By Jeff Brumley
The number of people skeptical of the Bible is rising while those who view it as sacred is dropping, according to a recent American Bible Society survey. But those findings aren’t rattling some Baptist ministers.
What concerns them, instead, is the growing number of Christians who swear by Scripture but don’t do such a good job of knowing — or following — what’s actually in it.
“Biblical illiteracy has been on the rise for some time with the nature of our country being post-Christian and less people going to church,” said Joe Bumbulis, minister to students and missions at First Baptist Church in Austin, Texas. “Even Christians don’t know the book and the [biblical] stories.”
Scholars, too, say ignorance about the Bible is saturating congregations across the denominational spectrum.
That means passing references to “the prodigal son,” the “woman at the well” or “the Psalms of David” are just as likely to generate blank stares as affirming nods, said Bill Leonard, a professor of Baptist studies and church history at Wake Forest University School of Divinity.
“It’s no longer possible to suppose the people sitting in the pews understand biblical references or givens to any significant degree,” Leonard said. “Basic biblical knowledge cannot be taken for granted in anybody’s church anymore.”
No surprise to some
Even so, the attitudes documented in the recent ABS poll confirm trends youth and church pastors have seen for years, both in their sanctuaries and classrooms and in the wider society.
The survey reported that the percentage of Americans who read the Bible daily and consider it sacred are now matched by the number who see it as nothing more than a book of stories. Both are at 19 percent.
The overall percentage of people who believe the Bible is sacred dropped from 86 percent in 2011 to 79 percent today, the survey also found.
Baptist ministers interviewed by ABPnews/Herald said the numbers are not surprising and coincide with the ongoing popularity of science-versus-religion debates and with other surveys documenting the rise of religiously unaffiliated Americans and Millennials’ dissatisfaction with dogma and denominationalism.
But it’s not all bad news, either. Some ministers say the ABS and other polls are as much an opportunity for churches as a threat and may well help the larger church navigate the challenges posed by a postmodern and post-Christian culture interested in spirituality, if not formal religion.
Planting seeds of biblical skepticism
Christians have themselves to thank for the whole situation, Leonard added.
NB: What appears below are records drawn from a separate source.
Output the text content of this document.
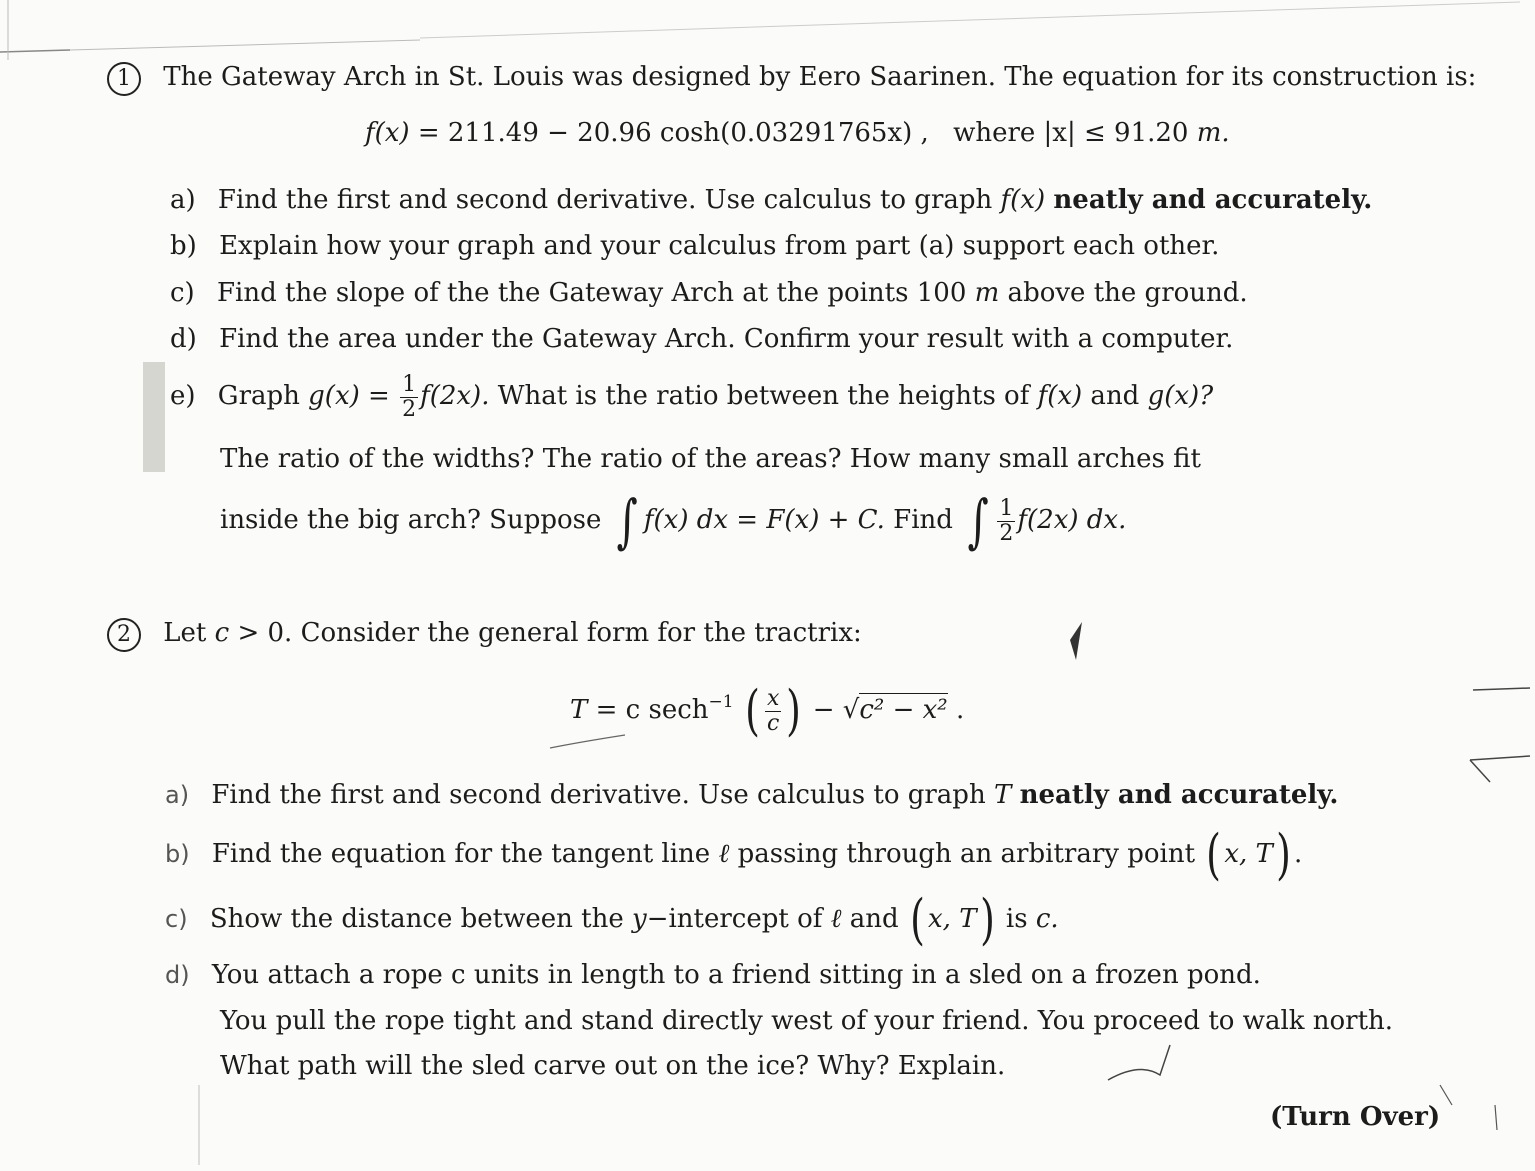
1 The Gateway Arch in St. Louis was designed by Eero Saarinen. The equation for its construction is:
f(x) = 211.49 − 20.96 cosh(0.03291765x) , where |x| ≤ 91.20 m.
a) Find the first and second derivative. Use calculus to graph f(x) neatly and accurately.
b) Explain how your graph and your calculus from part (a) support each other.
c) Find the slope of the the Gateway Arch at the points 100 m above the ground.
d) Find the area under the Gateway Arch. Confirm your result with a computer.
e) Graph $g(x) = \frac{1}{2} f(2x)$. What is the ratio between the heights of f(x) and g(x)?
The ratio of the widths? The ratio of the areas? How many small arches fit
inside the big arch? Suppose ∫ f(x) dx = F(x) + C. Find ∫ $\frac{1}{2} f(2x)$ dx.
2 Let c > 0. Consider the general form for the tractrix:
T = c sech$^{-1}$ ( $\frac{x}{c}$ ) − √c² − x² .
a) Find the first and second derivative. Use calculus to graph T neatly and accurately.
b) Find the equation for the tangent line ℓ passing through an arbitrary point ( x, T) .
c) Show the distance between the y−intercept of ℓ and ( x, T) is c.
d) You attach a rope c units in length to a friend sitting in a sled on a frozen pond.
You pull the rope tight and stand directly west of your friend. You proceed to walk north.
What path will the sled carve out on the ice? Why? Explain.
(Turn Over)
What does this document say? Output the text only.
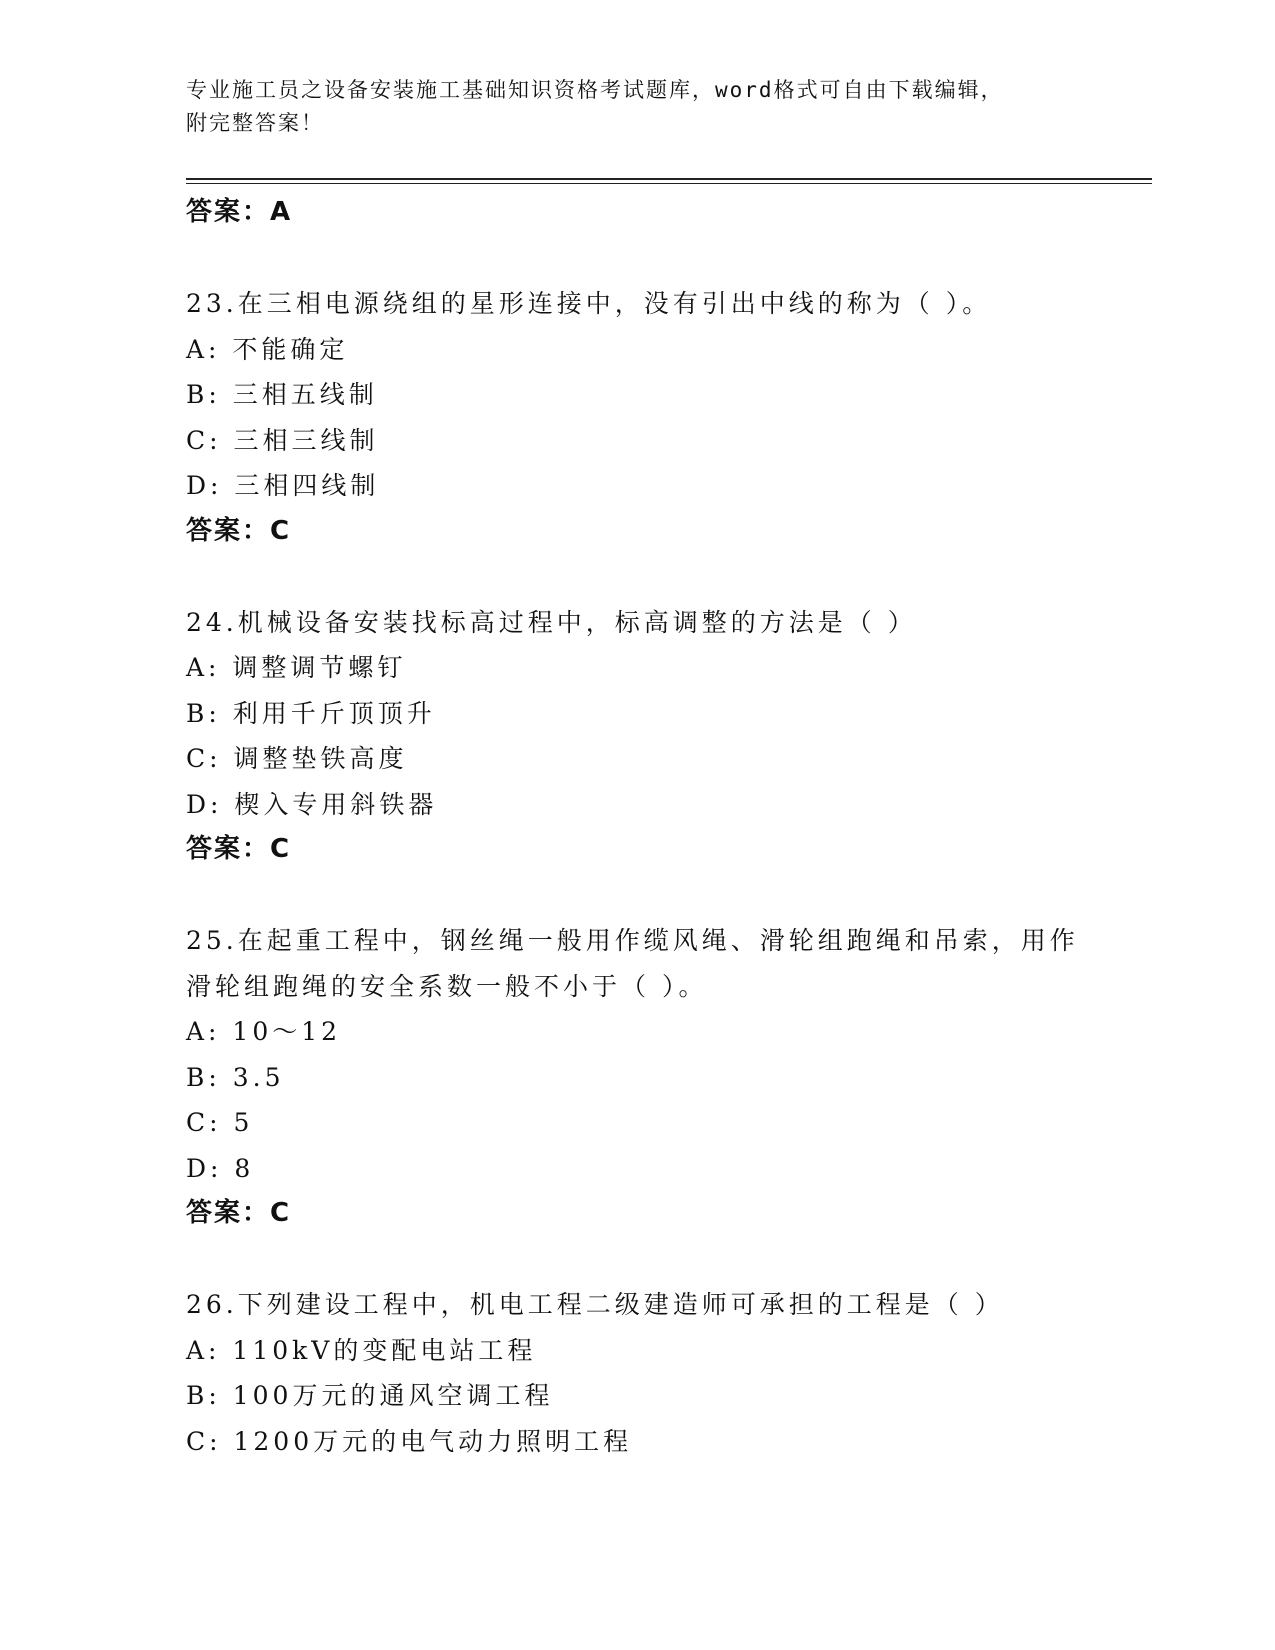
专业施工员之设备安装施工基础知识资格考试题库，word格式可自由下载编辑，
附完整答案！
答案：A
23.在三相电源绕组的星形连接中，没有引出中线的称为（ ）。
A: 不能确定
B: 三相五线制
C: 三相三线制
D: 三相四线制
答案：C
24.机械设备安装找标高过程中，标高调整的方法是（ ）
A: 调整调节螺钉
B: 利用千斤顶顶升
C: 调整垫铁高度
D: 楔入专用斜铁器
答案：C
25.在起重工程中，钢丝绳一般用作缆风绳、滑轮组跑绳和吊索，用作
滑轮组跑绳的安全系数一般不小于（ ）。
A: 10～12
B: 3.5
C: 5
D: 8
答案：C
26.下列建设工程中，机电工程二级建造师可承担的工程是（ ）
A: 110kV的变配电站工程
B: 100万元的通风空调工程
C: 1200万元的电气动力照明工程
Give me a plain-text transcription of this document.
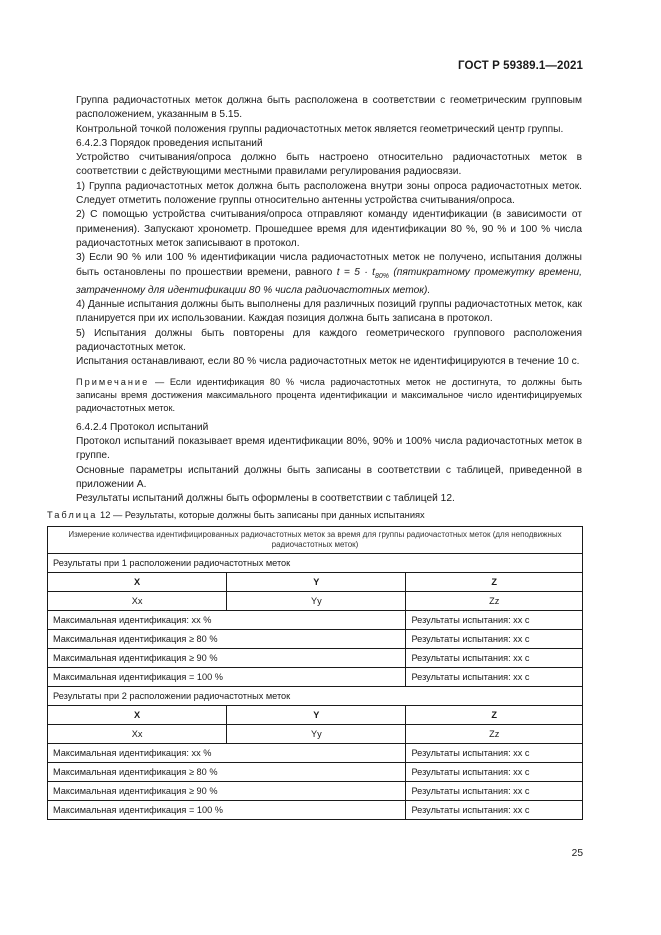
ГОСТ Р 59389.1—2021

Группа радиочастотных меток должна быть расположена в соответствии с геометрическим групповым расположением, указанным в 5.15.

Контрольной точкой положения группы радиочастотных меток является геометрический центр группы.

6.4.2.3 Порядок проведения испытаний

Устройство считывания/опроса должно быть настроено относительно радиочастотных меток в соответствии с действующими местными правилами регулирования радиосвязи.

1) Группа радиочастотных меток должна быть расположена внутри зоны опроса радиочастотных меток. Следует отметить положение группы относительно антенны устройства считывания/опроса.

2) С помощью устройства считывания/опроса отправляют команду идентификации (в зависимости от применения). Запускают хронометр. Прошедшее время для идентификации 80 %, 90 % и 100 % числа радиочастотных меток записывают в протокол.

3) Если 90 % или 100 % идентификации числа радиочастотных меток не получено, испытания должны быть остановлены по прошествии времени, равного $t = 5 \cdot t_{80\%}$ (пятикратному промежутку времени, затраченному для идентификации 80 % числа радиочастотных меток).

4) Данные испытания должны быть выполнены для различных позиций группы радиочастотных меток, как планируется при их использовании. Каждая позиция должна быть записана в протокол.

5) Испытания должны быть повторены для каждого геометрического группового расположения радиочастотных меток.

Испытания останавливают, если 80 % числа радиочастотных меток не идентифицируются в течение 10 с.

Примечание — Если идентификация 80 % числа радиочастотных меток не достигнута, то должны быть записаны время достижения максимального процента идентификации и максимальное число идентифицируемых радиочастотных меток.

6.4.2.4 Протокол испытаний

Протокол испытаний показывает время идентификации 80%, 90% и 100% числа радиочастотных меток в группе.

Основные параметры испытаний должны быть записаны в соответствии с таблицей, приведенной в приложении А.

Результаты испытаний должны быть оформлены в соответствии с таблицей 12.

Таблица 12 — Результаты, которые должны быть записаны при данных испытаниях
Измерение количества идентифицированных радиочастотных меток за время для группы радиочастотных меток (для неподвижных радиочастотных меток)		
Результаты при 1 расположении радиочастотных меток		
X	Y	Z
Xx	Yy	Zz
Максимальная идентификация: хх %		Результаты испытания: хх с
Максимальная идентификация ≥ 80 %		Результаты испытания: хх с
Максимальная идентификация ≥ 90 %		Результаты испытания: хх с
Максимальная идентификация = 100 %		Результаты испытания: хх с
Результаты при 2 расположении радиочастотных меток		
X	Y	Z
Xx	Yy	Zz
Максимальная идентификация: хх %		Результаты испытания: хх с
Максимальная идентификация ≥ 80 %		Результаты испытания: хх с
Максимальная идентификация ≥ 90 %		Результаты испытания: хх с
Максимальная идентификация = 100 %		Результаты испытания: хх с
25
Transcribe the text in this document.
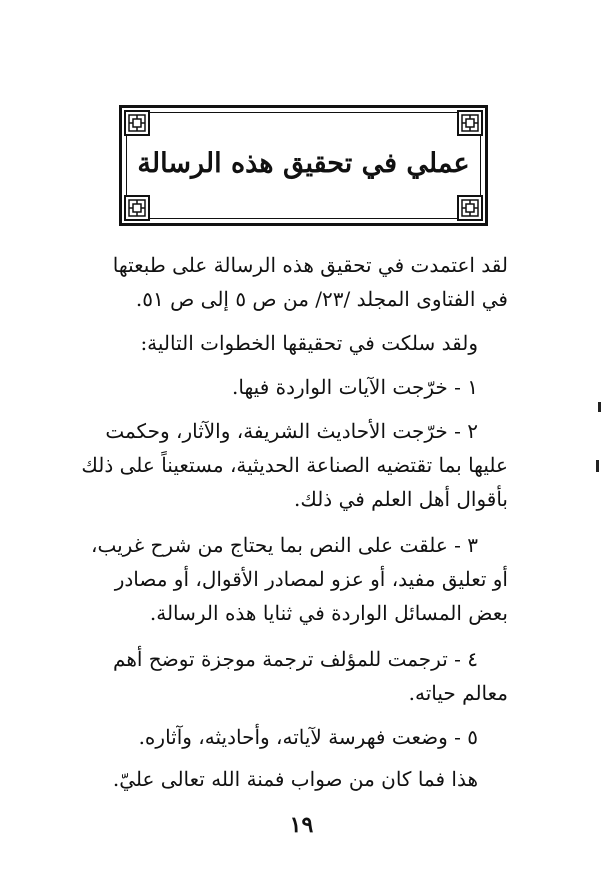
عملي في تحقيق هذه الرسالة
لقد اعتمدت في تحقيق هذه الرسالة على طبعتها
في الفتاوى المجلد /٢٣/ من ص ٥ إلى ص ٥١.
ولقد سلكت في تحقيقها الخطوات التالية:
١ - خرّجت الآيات الواردة فيها.
٢ - خرّجت الأحاديث الشريفة، والآثار، وحكمت
عليها بما تقتضيه الصناعة الحديثية، مستعيناً على ذلك
بأقوال أهل العلم في ذلك.
٣ - علقت على النص بما يحتاج من شرح غريب،
أو تعليق مفيد، أو عزو لمصادر الأقوال، أو مصادر
بعض المسائل الواردة في ثنايا هذه الرسالة.
٤ - ترجمت للمؤلف ترجمة موجزة توضح أهم
معالم حياته.
٥ - وضعت فهرسة لآياته، وأحاديثه، وآثاره.
هذا فما كان من صواب فمنة الله تعالى عليّ.
١٩
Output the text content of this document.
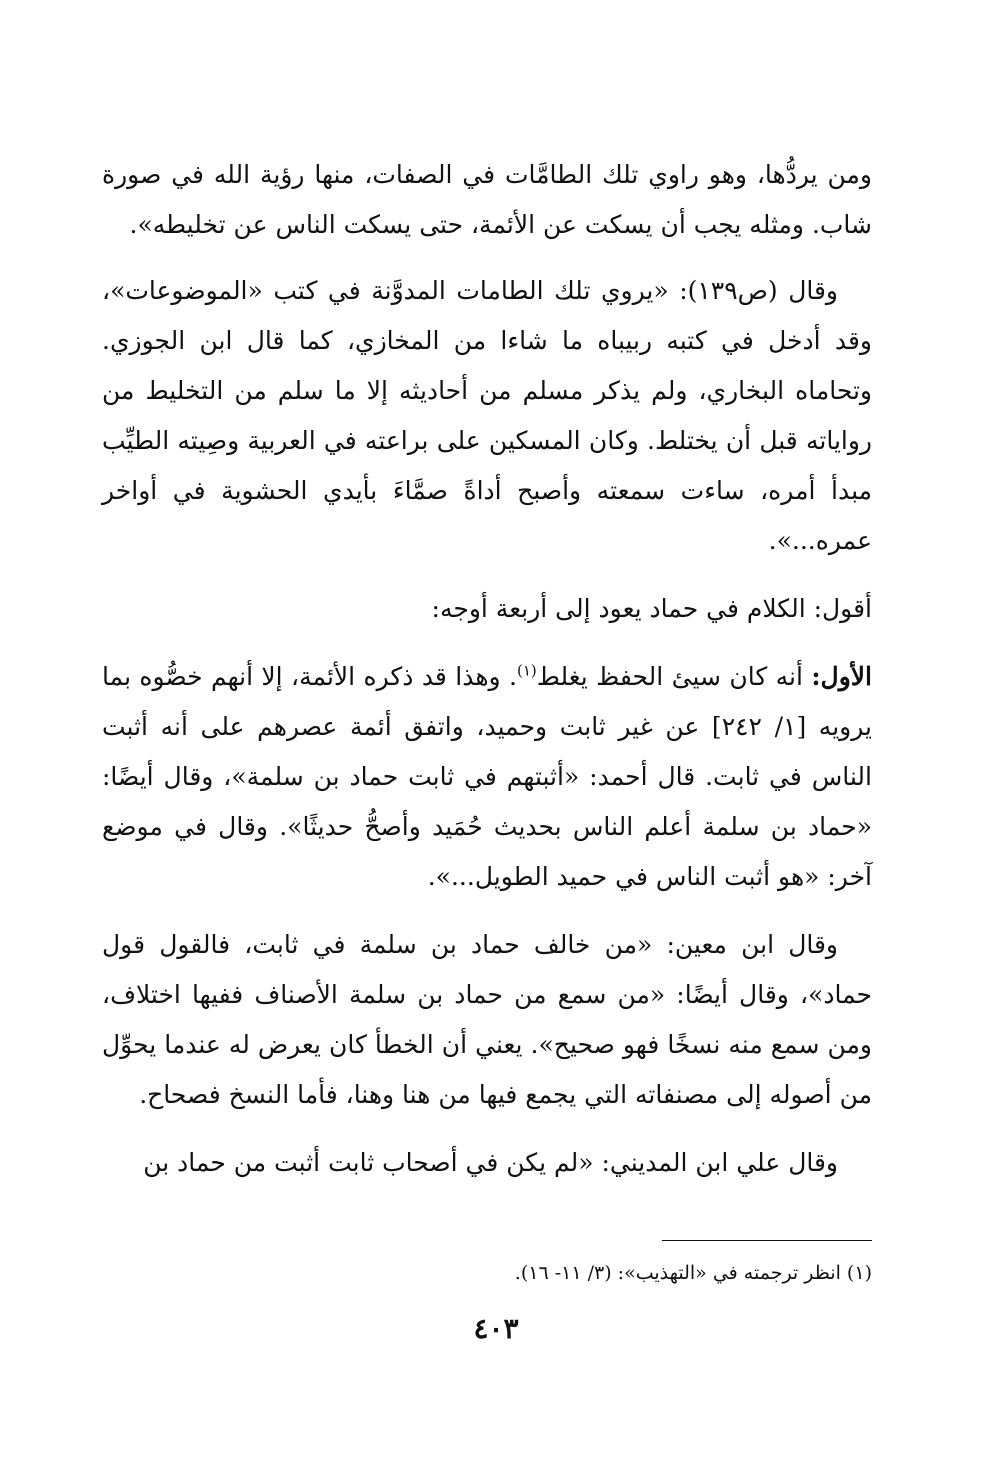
ومن يردُّها، وهو راوي تلك الطامَّات في الصفات، منها رؤية الله في صورة شاب. ومثله يجب أن يسكت عن الأئمة، حتى يسكت الناس عن تخليطه».

وقال (ص١٣٩): «يروي تلك الطامات المدوَّنة في كتب «الموضوعات»، وقد أدخل في كتبه ربيباه ما شاءا من المخازي، كما قال ابن الجوزي. وتحاماه البخاري، ولم يذكر مسلم من أحاديثه إلا ما سلم من التخليط من رواياته قبل أن يختلط. وكان المسكين على براعته في العربية وصِيته الطيِّب مبدأ أمره، ساءت سمعته وأصبح أداةً صمَّاءَ بأيدي الحشوية في أواخر عمره...».

أقول: الكلام في حماد يعود إلى أربعة أوجه:

الأول: أنه كان سيئ الحفظ يغلط$^{(١)}$. وهذا قد ذكره الأئمة، إلا أنهم خصُّوه بما يرويه [١/ ٢٤٢] عن غير ثابت وحميد، واتفق أئمة عصرهم على أنه أثبت الناس في ثابت. قال أحمد: «أثبتهم في ثابت حماد بن سلمة»، وقال أيضًا: «حماد بن سلمة أعلم الناس بحديث حُمَيد وأصحُّ حديثًا». وقال في موضع آخر: «هو أثبت الناس في حميد الطويل...».

وقال ابن معين: «من خالف حماد بن سلمة في ثابت، فالقول قول حماد»، وقال أيضًا: «من سمع من حماد بن سلمة الأصناف ففيها اختلاف، ومن سمع منه نسخًا فهو صحيح». يعني أن الخطأ كان يعرض له عندما يحوِّل من أصوله إلى مصنفاته التي يجمع فيها من هنا وهنا، فأما النسخ فصحاح.

وقال علي ابن المديني: «لم يكن في أصحاب ثابت أثبت من حماد بن

(١) انظر ترجمته في «التهذيب»: (٣/ ١١- ١٦).
٤٠٣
“It all started in the churches.”
“It” was the debates between fundamentalists and liberal Christians that emerged in the 19th and 20th centuries and eventually drove wedges between believers and churches.
Those disagreements influenced the way different groups studied and used Scripture in worship and personal devotions.
Meanwhile, outsiders were watching and listening as Christians battled it out over issues like inerrancy and metaphor.
“The divisions between liberals and progressives, and between conservatives and fundamentalists, created huge debates over the nature and authority of the text itself,” Leonard said.
If nothing else, contradictory methods of study of Scripture laid the seeds for eventual confusion and skepticism about the Bible among believers and unbelievers, he added.
“That has often kept people from the text or from digging into the text.”
Sending the wrong message
Another place where the church may have contributed to declining literacy and rising skepticism around the Bible is by taking away incentives to read Scripture, said John Crowder, the pastor at First Baptist Church in West, Texas.
“You come to church where we put Scripture up on screens and you no longer need a Bible,” Crowder said. “I’ll just tell you what it says.”
While many congregations are still urged to bring Bibles or consult them at home after worship, fewer are actually doing that, Crowder said. It may mean hitting that theme a little harder.
Otherwise, “we are sending, unintentionally, a message that the Bible is not that important.”
Skepticism is healthy
Others are less concerned about how much a person, Christian or otherwise, reads the Bible than how open they are to learning about it.
That’s why Stephanie McLeskey, the chaplain at Mars Hill University in North Carolina, said she welcomes conversations with college students who have doubts about the Bible.
“I would rather engage with a skeptic in conversation about the Bible than someone who thinks they understand it inside and out and is unwilling to discuss it,” McLeskey said.
Skepticism is a stage that’s healthy for young people to experience because it means they are asking soul-searching questions. In her ministry, McLeskey said she tries to show students how their life experiences are mirrored in biblical stories.
“The Bible is amazing and awesome and there are stories in there that are really hard to believe,” she said. “It’s coming to the point where our own experiences inform our ability to have faith in biblical stories.”
Bible vs. science?
Questioning and skepticism are even cropping up in youth groups, thanks in part to the large science-versus-religion debates raging across social media platforms, Bumbulis said.
“There is a strong presence of atheists and skeptics, so it’s really easy [for youth] to discover this anti-Christian, anti-faith perspective,” he said.
Churches and youth ministers can respond to the natural questions such debates generate with conversations that show that reason and faith aren’t either-or propositions.
“I want our students to know that the issues are more complex than are being presented,” Bumbulis said. “I want them to know that you don’t have to either believe in the Bible or believe in science.”